Renice Lazama, mother of a high school junior and a second-grader in the district, and who is a district employee, testified as well.

“I am at the point now where I have children who are suffering from mental health issues, and I am suffering from health issues from the mask,” she said. “I feel that masks should be an option.”

“My girls’ grades have suffered tremendously due to the masks,” she continued. “Their asthma has been worse than ever before,”

“We should all be free to make choices, not only for ourselves, but for our children. Who are we to tell other parents, other adults, what they can and cannot do for their children and families?” Lazama said.

Dan Lusardi, a grandparent of students in the district, said, “I have children in these schools. I see how they come home day after day when they are in school, tired and exhausted because they have to wear the masks. And I believe as a grandparent I should be speaking up for these young children, because they are in a situation they have no control over.”

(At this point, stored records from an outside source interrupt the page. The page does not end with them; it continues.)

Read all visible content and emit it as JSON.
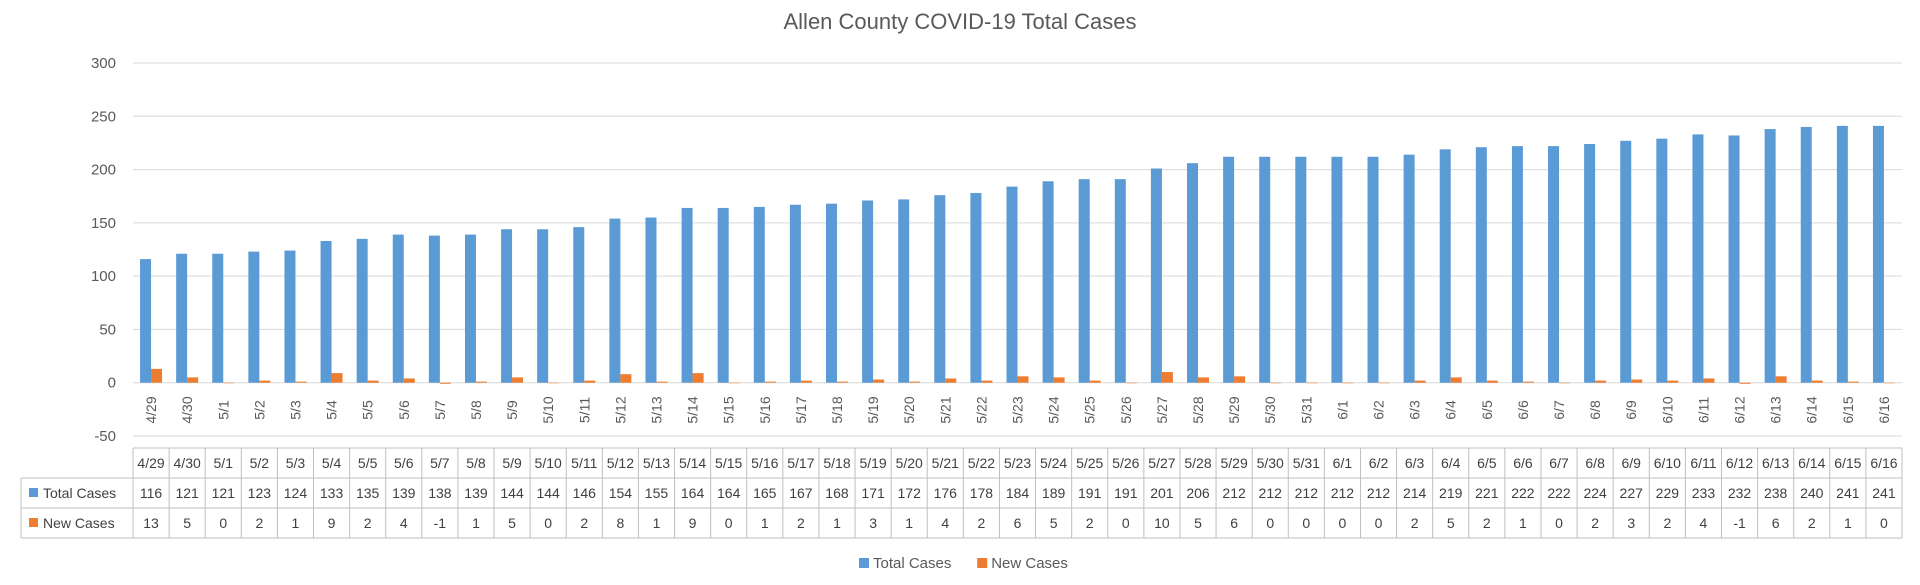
{
  "chart_data": {
    "type": "bar",
    "title": "Allen County COVID-19 Total Cases",
    "categories": [
      "4/29",
      "4/30",
      "5/1",
      "5/2",
      "5/3",
      "5/4",
      "5/5",
      "5/6",
      "5/7",
      "5/8",
      "5/9",
      "5/10",
      "5/11",
      "5/12",
      "5/13",
      "5/14",
      "5/15",
      "5/16",
      "5/17",
      "5/18",
      "5/19",
      "5/20",
      "5/21",
      "5/22",
      "5/23",
      "5/24",
      "5/25",
      "5/26",
      "5/27",
      "5/28",
      "5/29",
      "5/30",
      "5/31",
      "6/1",
      "6/2",
      "6/3",
      "6/4",
      "6/5",
      "6/6",
      "6/7",
      "6/8",
      "6/9",
      "6/10",
      "6/11",
      "6/12",
      "6/13",
      "6/14",
      "6/15",
      "6/16"
    ],
    "series": [
      {
        "name": "Total Cases",
        "color": "#5b9bd5",
        "values": [
          116,
          121,
          121,
          123,
          124,
          133,
          135,
          139,
          138,
          139,
          144,
          144,
          146,
          154,
          155,
          164,
          164,
          165,
          167,
          168,
          171,
          172,
          176,
          178,
          184,
          189,
          191,
          191,
          201,
          206,
          212,
          212,
          212,
          212,
          212,
          214,
          219,
          221,
          222,
          222,
          224,
          227,
          229,
          233,
          232,
          238,
          240,
          241,
          241
        ]
      },
      {
        "name": "New Cases",
        "color": "#ed7d31",
        "values": [
          13,
          5,
          0,
          2,
          1,
          9,
          2,
          4,
          -1,
          1,
          5,
          0,
          2,
          8,
          1,
          9,
          0,
          1,
          2,
          1,
          3,
          1,
          4,
          2,
          6,
          5,
          2,
          0,
          10,
          5,
          6,
          0,
          0,
          0,
          0,
          2,
          5,
          2,
          1,
          0,
          2,
          3,
          2,
          4,
          -1,
          6,
          2,
          1,
          0
        ]
      }
    ],
    "ylim": [
      -50,
      300
    ],
    "yticks": [
      -50,
      0,
      50,
      100,
      150,
      200,
      250,
      300
    ],
    "grid": true,
    "legend": "bottom",
    "data_table": true
  }
}
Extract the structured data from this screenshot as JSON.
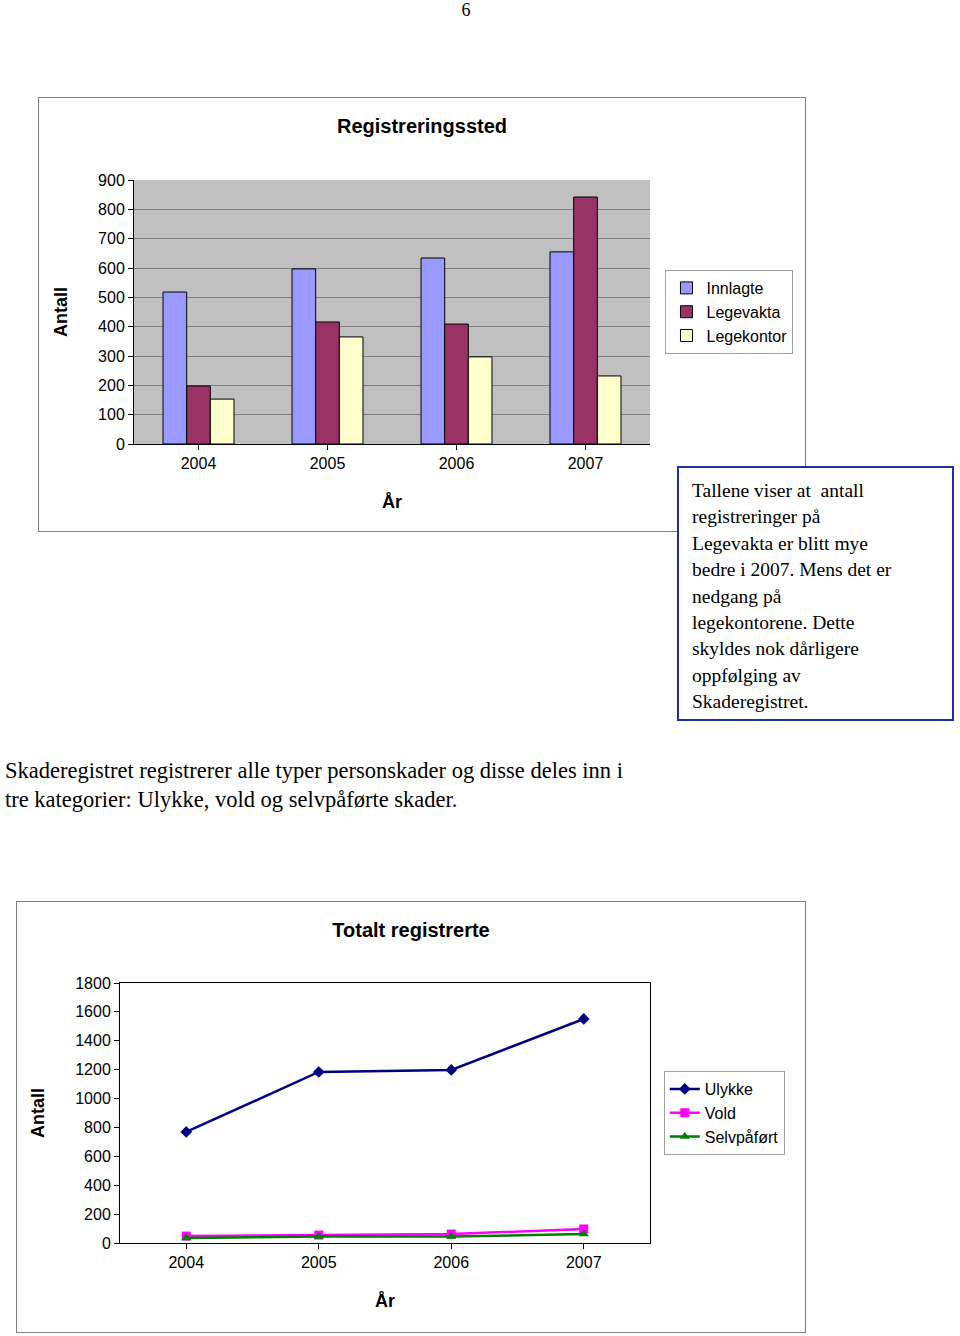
{
  "page_number": "6",
  "chart_data": [
    {
      "type": "bar",
      "title": "Registreringssted",
      "x_label": "År",
      "y_label": "Antall",
      "categories": [
        "2004",
        "2005",
        "2006",
        "2007"
      ],
      "series": [
        {
          "name": "Innlagte",
          "color": "#9999FF",
          "values": [
            518,
            597,
            634,
            655
          ]
        },
        {
          "name": "Legevakta",
          "color": "#993366",
          "values": [
            198,
            416,
            409,
            842
          ]
        },
        {
          "name": "Legekontor",
          "color": "#FFFFCC",
          "values": [
            153,
            365,
            297,
            232
          ]
        }
      ],
      "ylim": [
        0,
        900
      ],
      "yticks": [
        0,
        100,
        200,
        300,
        400,
        500,
        600,
        700,
        800,
        900
      ],
      "grid": true,
      "legend": "right"
    },
    {
      "type": "line",
      "title": "Totalt registrerte",
      "x_label": "År",
      "y_label": "Antall",
      "categories": [
        "2004",
        "2005",
        "2006",
        "2007"
      ],
      "series": [
        {
          "name": "Ulykke",
          "color": "#000080",
          "marker": "diamond",
          "values": [
            769,
            1184,
            1198,
            1551
          ]
        },
        {
          "name": "Vold",
          "color": "#FF00FF",
          "marker": "square",
          "values": [
            48,
            55,
            62,
            97
          ]
        },
        {
          "name": "Selvpåført",
          "color": "#008000",
          "marker": "triangle-up",
          "values": [
            35,
            45,
            45,
            62
          ]
        }
      ],
      "ylim": [
        0,
        1800
      ],
      "yticks": [
        0,
        200,
        400,
        600,
        800,
        1000,
        1200,
        1400,
        1600,
        1800
      ],
      "grid": false,
      "legend": "right"
    }
  ],
  "text_box": [
    "Tallene viser at  antall",
    "registreringer på",
    "Legevakta er blitt mye",
    "bedre i 2007. Mens det er",
    "nedgang på",
    "legekontorene. Dette",
    "skyldes nok dårligere",
    "oppfølging av",
    "Skaderegistret."
  ],
  "paragraph": [
    "Skaderegistret registrerer alle typer personskader og disse deles inn i",
    "tre kategorier: Ulykke, vold og selvpåførte skader."
  ]
}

“If we the people just sit back and let our government take control, then we are giving up our God-given right on this land,” he added. “Our forefathers fought for freedom of choice in this country. If I say nothing, shame on me, because I am giving up what my forefathers have fought for for centuries in this land.”

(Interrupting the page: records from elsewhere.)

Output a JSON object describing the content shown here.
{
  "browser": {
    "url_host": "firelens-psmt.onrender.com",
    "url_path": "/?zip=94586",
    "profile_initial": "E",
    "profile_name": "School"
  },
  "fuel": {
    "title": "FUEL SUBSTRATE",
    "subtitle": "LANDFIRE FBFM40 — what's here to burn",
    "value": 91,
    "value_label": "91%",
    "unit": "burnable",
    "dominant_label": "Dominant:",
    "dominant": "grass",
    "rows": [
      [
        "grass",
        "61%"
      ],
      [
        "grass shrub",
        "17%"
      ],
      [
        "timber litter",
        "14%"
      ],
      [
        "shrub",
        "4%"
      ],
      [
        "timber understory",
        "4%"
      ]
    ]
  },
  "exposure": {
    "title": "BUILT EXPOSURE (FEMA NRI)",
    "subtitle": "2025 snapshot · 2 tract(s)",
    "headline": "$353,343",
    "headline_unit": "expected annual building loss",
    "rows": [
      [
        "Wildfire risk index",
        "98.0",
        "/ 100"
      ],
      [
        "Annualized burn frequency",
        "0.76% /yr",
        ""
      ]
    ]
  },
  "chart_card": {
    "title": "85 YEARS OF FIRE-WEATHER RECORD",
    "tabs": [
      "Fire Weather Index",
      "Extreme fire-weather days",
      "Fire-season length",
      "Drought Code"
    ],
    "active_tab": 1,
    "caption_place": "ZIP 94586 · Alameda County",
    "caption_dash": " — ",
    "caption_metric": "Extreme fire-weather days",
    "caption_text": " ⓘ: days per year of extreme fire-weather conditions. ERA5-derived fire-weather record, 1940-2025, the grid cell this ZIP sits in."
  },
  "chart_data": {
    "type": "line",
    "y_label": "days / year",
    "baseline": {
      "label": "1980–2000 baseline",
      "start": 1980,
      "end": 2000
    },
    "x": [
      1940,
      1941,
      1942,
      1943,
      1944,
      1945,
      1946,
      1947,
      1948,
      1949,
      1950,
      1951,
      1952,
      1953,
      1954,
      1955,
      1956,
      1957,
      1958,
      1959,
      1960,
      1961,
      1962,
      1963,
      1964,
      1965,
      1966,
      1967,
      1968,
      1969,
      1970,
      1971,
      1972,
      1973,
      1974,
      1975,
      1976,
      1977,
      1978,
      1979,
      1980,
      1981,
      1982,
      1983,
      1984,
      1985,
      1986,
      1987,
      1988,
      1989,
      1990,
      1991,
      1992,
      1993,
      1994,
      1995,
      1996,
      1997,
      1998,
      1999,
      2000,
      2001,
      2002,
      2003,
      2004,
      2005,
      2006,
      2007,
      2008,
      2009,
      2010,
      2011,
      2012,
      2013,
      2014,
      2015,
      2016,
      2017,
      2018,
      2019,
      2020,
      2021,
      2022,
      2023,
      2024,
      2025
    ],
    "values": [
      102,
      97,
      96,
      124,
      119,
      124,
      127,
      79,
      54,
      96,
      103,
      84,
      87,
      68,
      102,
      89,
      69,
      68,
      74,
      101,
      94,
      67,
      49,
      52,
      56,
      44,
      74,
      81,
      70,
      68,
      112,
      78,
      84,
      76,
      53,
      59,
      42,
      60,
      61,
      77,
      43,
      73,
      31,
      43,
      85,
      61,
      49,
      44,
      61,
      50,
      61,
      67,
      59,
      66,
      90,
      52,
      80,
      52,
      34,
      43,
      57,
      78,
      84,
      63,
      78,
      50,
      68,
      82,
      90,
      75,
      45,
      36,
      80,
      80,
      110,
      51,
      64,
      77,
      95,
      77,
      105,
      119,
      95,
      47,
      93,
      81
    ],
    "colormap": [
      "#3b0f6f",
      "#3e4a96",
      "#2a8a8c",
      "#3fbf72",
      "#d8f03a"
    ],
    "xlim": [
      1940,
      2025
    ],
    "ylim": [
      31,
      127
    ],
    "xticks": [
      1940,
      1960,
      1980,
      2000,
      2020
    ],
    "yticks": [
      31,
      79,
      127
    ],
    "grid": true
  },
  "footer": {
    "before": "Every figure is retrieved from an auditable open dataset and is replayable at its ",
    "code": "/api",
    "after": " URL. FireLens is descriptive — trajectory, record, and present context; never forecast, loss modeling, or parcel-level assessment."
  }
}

“My grandchildren have no idea what I am speaking of, but as they grow up they will reflect back on those things that I said, and they will say ‘I see what Grandpa meant,'” he continued. “But it might be too late by then.”

“I do not want to be told that I have to wear a mask, or get some kind of shot, unless I choose so. And I want that right to be handed down to my grandchildren, so they have the right to choose also,” Lusardi said.

The School Board meeting was the last for Supt. Tom Yahraes, who served the Sweet Home School District for five years before recently deciding to retire from his post.

Reynolds said of Yahraes, “I have not seen a superintendent lead for five years with the enthusiasm with which you have led. It never waned the five years you were here.”

Redick added: “You set this district up on a trajectory and got us going in a direction that is attractive to these high-level candidates that we’ve seen. Nobody wants to inherit a train wreck, and that isn’t the case here in Sweet Home. And that’s directly related to you, and the hard work and the time that you have put in.”

Yahraes told the board: “It’s really been the most rewarding job in education I’ve ever had. I thank Sweet Home for supporting me. It’s been fun to work on facilities, academic improvement, and graduation rates.”

In other action, the board:

– Approved the hiring of Daphnie Collins, TOSA multi-tiered systems of support teacher for the district beginning Aug. 30, 2021.

– Approved the hiring of Julie Harvey, .6 counselor at Hawthorne Elementary beginning Aug. 30, 2021.

– Approved the hiring of Elizabeth Mann, fifth grade teacher at Hawthorne Elementary beginning Aug. 30, 2021.

– Approved the hiring of Jarid Adams, TOSA teacher engagement specialist at the Sweet Home High School beginning Aug. 30, 2021.

– Approved the hiring of Ashley Wardrop, PE teacher at Hawthorne Elementary beginning Aug. 30, 2021.

– Approved the hiring of Hannah Mather, TOSA counselor at Foster Elementary beginning Aug. 30, 2021.

– Approved the hiring of Tiffany Irwin, TOSA counselor at Sweet Home Jr. High School beginning Aug. 30, 2021.

– Approved the hiring of William Coltrin, temporary CTE construction tech teacher at the Sweet Home High School beginning Aug. 30, 2021.

– Tabled the appointment of new board members for Crawfordsville and Foster due to a shortage of members present to discuss the situation.